C'est absolument faramineux. De manière générale, les morts au cours d'interventions policières sur les années 2022, 2021, 2020 sont largement supérieurs à ceux des années antérieures. Mais un autre point de comparaison, pas besoin d'aller jusqu'en Allemagne ou en Angleterre pour essayer de comprendre comment fonctionne notre police. Regardez ce qui se passe en gendarmerie. Vous avez le même nombre de refus d'obtempérer chaque année côté police nationale, 13 ou 14 000, et côté gendarmerie nationale, 13 ou 14 000. Eh bien, sur l'année 2021, vous avez 160 tirs côté police, vous avez 90 tirs côté gendarmerie.
Donc il y a manifestement une lecture de la loi, aussi une lecture des situations qui n'est pas la même en gendarmerie et en police. Et je ne vois pas pourquoi en contexte urbain, on serait plus légitime ou plus fréquemment amené à tirer qu'en contexte rural ou périurbain. Maître Leclerc, est-ce à dire quand on écoute les chiffres et la comparaison avec l'Allemagne, qu'on va vers une américanisation de la police qu'on entend depuis deux jours ?
Je ne sais pas si c'est une américanisation parce qu'il y a des données différentes aux Etats-Unis sur ce qu'est la police, etc. Non, je crois que le problème effectivement est un problème de formation. Ça, vous avez tout à fait raison. Je rappelle quand même que la police est instaurée par la déclaration des droits de l'homme. L'article 12 prévoit que la police est nécessaire pour garantir les droits de l'homme et du citoyen. C'est ce que dit l'article 12 de la déclaration. Et je crois que le problème n'est pas seulement d'apprendre à manier une arme. C'est évident. Quand on donne un instrument létal entre la main de quelqu'un, il faut l'apprendre à manier. Mais il y a autre chose.

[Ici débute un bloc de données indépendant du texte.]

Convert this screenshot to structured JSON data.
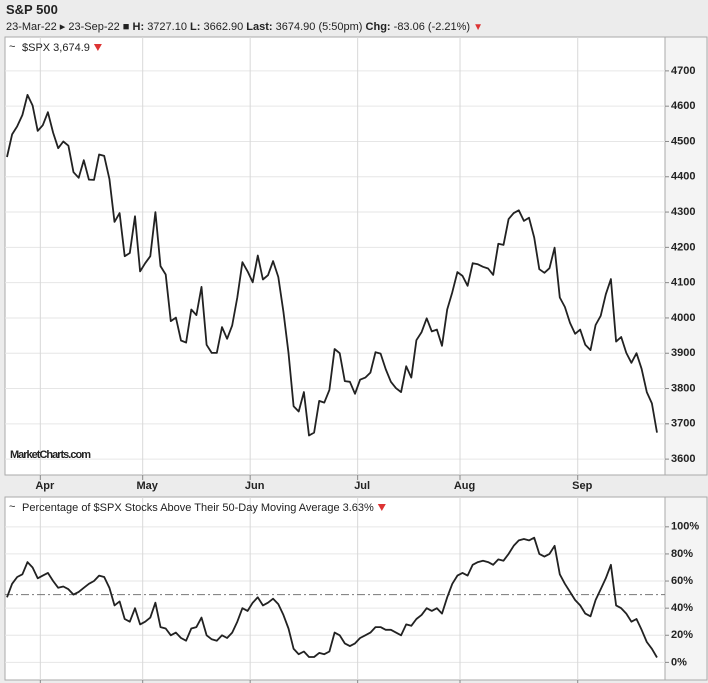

Il est un problème de formation morale sur le fait qu'on est dans la société avec un instrument qui peut tuer. Et qu'il y a dans l'acte qui consiste à tirer avec cet instrument un acte d'une gravité extrême et qu'il faut vraiment s'en rendre compte. Est-ce que les policiers ont sur ce sujet une formation suffisante ? Est-ce qu'on leur apprend qu'ils sont là pour protéger les droits de l'homme ? Est-ce qu'on leur apprend ? Et je pense que certes, il faut leur apprendre à très bien manier une arme, je suis tout à fait d'accord, les entraîner, etc. Mais en même temps, il faut leur apprendre à ce qu'est leur responsabilité dans la société.
Et là, il y a quelque chose qui est terrible et je pense que c'est plus important que la répression des manifestations. Camille Chaz.
On n'est pas sur une américanisation de la police française. Utiliser son arme en France, ce n'est pas anodin. On n'a pas cette même culture. Sécurité juridique. Il faut vraiment voir qu'aucun policier ou gendarme ne recourt de guetté de cœur à l'utilisation, à la sortie de l'arme, à l'utilisation de cette arme. En revanche, il y a effectivement une culture professionnelle qu'il faut sans doute faire évoluer sur nos gestes techniques en intervention.
Et je voudrais juste rappeler ce chiffre, on va continuer d'en parler puisque ça va continuer. la formation des policiers en France dure 12 mois. Elle dure 36 mois en Allemagne. CQFD. Merci à tous les trois. Henri Leclerc, Camille Chaz, Fabien Jobard d'avoir été à notre micro. Merci.